Тихий — потому, что об этом никто не говорит, хотя надо кричать.
Вы знаете, с годами на косноязычную речь у меня выработался рефлекс — дергаюсь постоянно. Причем не только в транспорте, когда слышу разговор мамы с дочкой или сыном, но и когда включаю дома телевизор.
— А там репортаж из Думы, выступает народный избранник Шандыбин. Или сокол Жириновский...
— Совсем не обязательно. Это может быть и ведущий, которому, как я подозреваю, платят за произнесение написанных кем-то другим слов. Я знаю, как отбирали раньше дикторов на радио и телевидение, какое внимание обращали на дикцию, сразу говорили «До свидания» человеку с неканоническим «Р» или «Л»... Мы постоянно спорим о качестве жизни, почему же никто не слышит — к а к мы обо всем этом говорим?
— Не только на телевидении, в детском саду и в школе раньше на дикцию с первых дней обращали главное внимание. Обращали его и на каллиграфию — помните ручку-вставочку и чернильницу-непроливашку? Чем объяснить пренебрежение к прописям?
— Пренебрежения нет. Есть колоссальные перемены в дошкольном и школьном обучении. На рубеже 80-х и 90-х годов, когда все сразу обломилось, меня здесь не было, я работала за границей. Вернулась в другую школу, где царили совершенно иные требования, лучше сказать, отсутствие каких-либо требований. Я не консерватор — наоборот, всегда выпадала из общего ряда. Но когда педагогам начальство говорит: «С первого сентября можете делать все, что хотите!», мало кто способен ответить на вопрос: «А что же я все-таки хочу дать моим ученикам?»

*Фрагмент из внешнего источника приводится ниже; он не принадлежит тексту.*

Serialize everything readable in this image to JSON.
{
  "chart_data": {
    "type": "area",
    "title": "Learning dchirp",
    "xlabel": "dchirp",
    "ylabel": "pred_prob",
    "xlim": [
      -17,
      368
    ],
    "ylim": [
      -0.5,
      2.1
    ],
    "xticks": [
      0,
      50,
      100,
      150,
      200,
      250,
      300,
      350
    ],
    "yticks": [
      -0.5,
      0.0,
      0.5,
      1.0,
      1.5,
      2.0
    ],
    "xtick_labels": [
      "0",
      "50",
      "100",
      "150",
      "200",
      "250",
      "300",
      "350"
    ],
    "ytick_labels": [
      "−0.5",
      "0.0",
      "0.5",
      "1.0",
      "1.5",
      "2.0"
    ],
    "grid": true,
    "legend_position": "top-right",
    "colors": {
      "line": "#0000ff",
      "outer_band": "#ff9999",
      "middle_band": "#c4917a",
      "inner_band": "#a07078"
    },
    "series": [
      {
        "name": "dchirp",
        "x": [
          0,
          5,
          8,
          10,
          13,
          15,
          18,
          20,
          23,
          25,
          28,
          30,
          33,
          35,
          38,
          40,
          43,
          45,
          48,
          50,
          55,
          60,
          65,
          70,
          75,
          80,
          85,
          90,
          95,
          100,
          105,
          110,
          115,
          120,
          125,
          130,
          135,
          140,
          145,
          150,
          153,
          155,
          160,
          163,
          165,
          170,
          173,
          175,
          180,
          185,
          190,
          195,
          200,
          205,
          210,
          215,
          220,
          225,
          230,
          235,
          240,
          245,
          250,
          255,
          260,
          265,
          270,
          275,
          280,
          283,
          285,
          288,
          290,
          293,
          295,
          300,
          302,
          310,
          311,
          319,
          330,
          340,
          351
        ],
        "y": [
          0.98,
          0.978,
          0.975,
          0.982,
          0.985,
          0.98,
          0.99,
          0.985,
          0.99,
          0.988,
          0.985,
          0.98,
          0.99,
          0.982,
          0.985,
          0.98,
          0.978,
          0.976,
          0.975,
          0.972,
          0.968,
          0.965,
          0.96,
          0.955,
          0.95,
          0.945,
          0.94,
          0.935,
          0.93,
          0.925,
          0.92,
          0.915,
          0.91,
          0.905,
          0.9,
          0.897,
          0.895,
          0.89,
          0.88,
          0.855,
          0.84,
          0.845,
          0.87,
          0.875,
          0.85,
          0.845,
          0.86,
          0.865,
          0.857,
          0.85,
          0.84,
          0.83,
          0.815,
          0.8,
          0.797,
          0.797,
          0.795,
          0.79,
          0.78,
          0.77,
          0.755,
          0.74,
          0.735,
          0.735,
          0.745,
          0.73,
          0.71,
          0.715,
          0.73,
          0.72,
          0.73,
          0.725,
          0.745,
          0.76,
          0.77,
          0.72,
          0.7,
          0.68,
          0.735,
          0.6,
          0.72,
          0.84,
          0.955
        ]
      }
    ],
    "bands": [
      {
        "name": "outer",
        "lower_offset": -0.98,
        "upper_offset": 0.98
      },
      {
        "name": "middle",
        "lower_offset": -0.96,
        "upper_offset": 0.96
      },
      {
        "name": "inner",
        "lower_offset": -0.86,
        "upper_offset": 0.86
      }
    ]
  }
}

И к чему это привело? К тому, что в параллельных первых классах занимаются по разным программам: одни прописи, другие прописи, третьи, у четвертой учительницы — вообще без прописей. А потом, весной, в апреле, проходит родительское собрание (привожу вам не абстрактный пример, а реальный случай), и учительница заявляет родителям: «Вышла накладочка. Я не те прописи взяла. У всех детей такой плохой почерк, что я решила вернуться к тетрадям в косую линейку». Вы понимаете, что это значит? Это чудовищный стресс для детей: они отброшены на год назад, они признаны их любимой учительницей банкротами. Причем всё официально, законно, виновных нет...
Или возьмите дошкольное образование — здесь, а не в начальных классах школы, закладывается фундамент. Как Лев Толстой говорил, до пяти лет — вся жизнь, после пяти — один шаг. Что произошло в этой самой «всей жизни»? Чьими-то стараниями появилась программа «Истоки» — она широко рекламировалась и сейчас уже официально внедряется. В этой программе есть по крайней мере один пункт, за который авторов надо лишать всех дипломов и званий: обучать детей письму до школы. Сколько в нашей педагогической литературе ни пишут о том, что ведущей, главной в этом возрасте должна быть игровая деятельность, но коль скоро «Истоки» начальством одобрены, дошкольников сажают за парту. Надо, конечно, детей учить сидеть, вырабатывая правильную осанку, — но не сажать! А в данном случае слово «сажать» приобретает уголовный оттенок. Это карательная педагогика — если иметь в виду последствия. Врачами доказано, что после пятнадцати минут вот такого напряженного сидения у пятилетнего ребенка появляются все признаки стенокардии. Занимайся с ним как угодно: сидя, лежа — только не сажай! Нет, сажают. И в школу приходят калеки...
Другая проблема: «непрерывное письмо» в начальных классах. С чьей-то легкой руки считается, что хороший почерк можно выработать, если не отрывать перо от бумаги. Не все дети, даже в силу физических способностей, могут это осилить. Но раз говорят «нужно» — значит, заставим всех. А почерк — проявление характера человека, недаром графологи могут все про вас рассказать по вашему почерку. Почерк может улучшиться, ухудшиться, но сформироваться он может лишь благодаря самому человеку, а не вмешательству извне. Когда мои дети (у меня сын и дочь, близнецы) пошли в школу, много было у меня с учительницей споров на эту тему. «Нет, — говорит, — я буду их учить, как нужно писать». Я отступилась. И все равно в третьем или четвертом классе пробился сквозь навязанный им учительницей почерк тот врожденный, естественный, который каждому из них на роду был написан. И до сих пор сын пишет крупно и прямо, дочка — мелко и с наклоном. Их никто этому не учил. Это было предначертано природой, судьбой или Богом, я уж не знаю...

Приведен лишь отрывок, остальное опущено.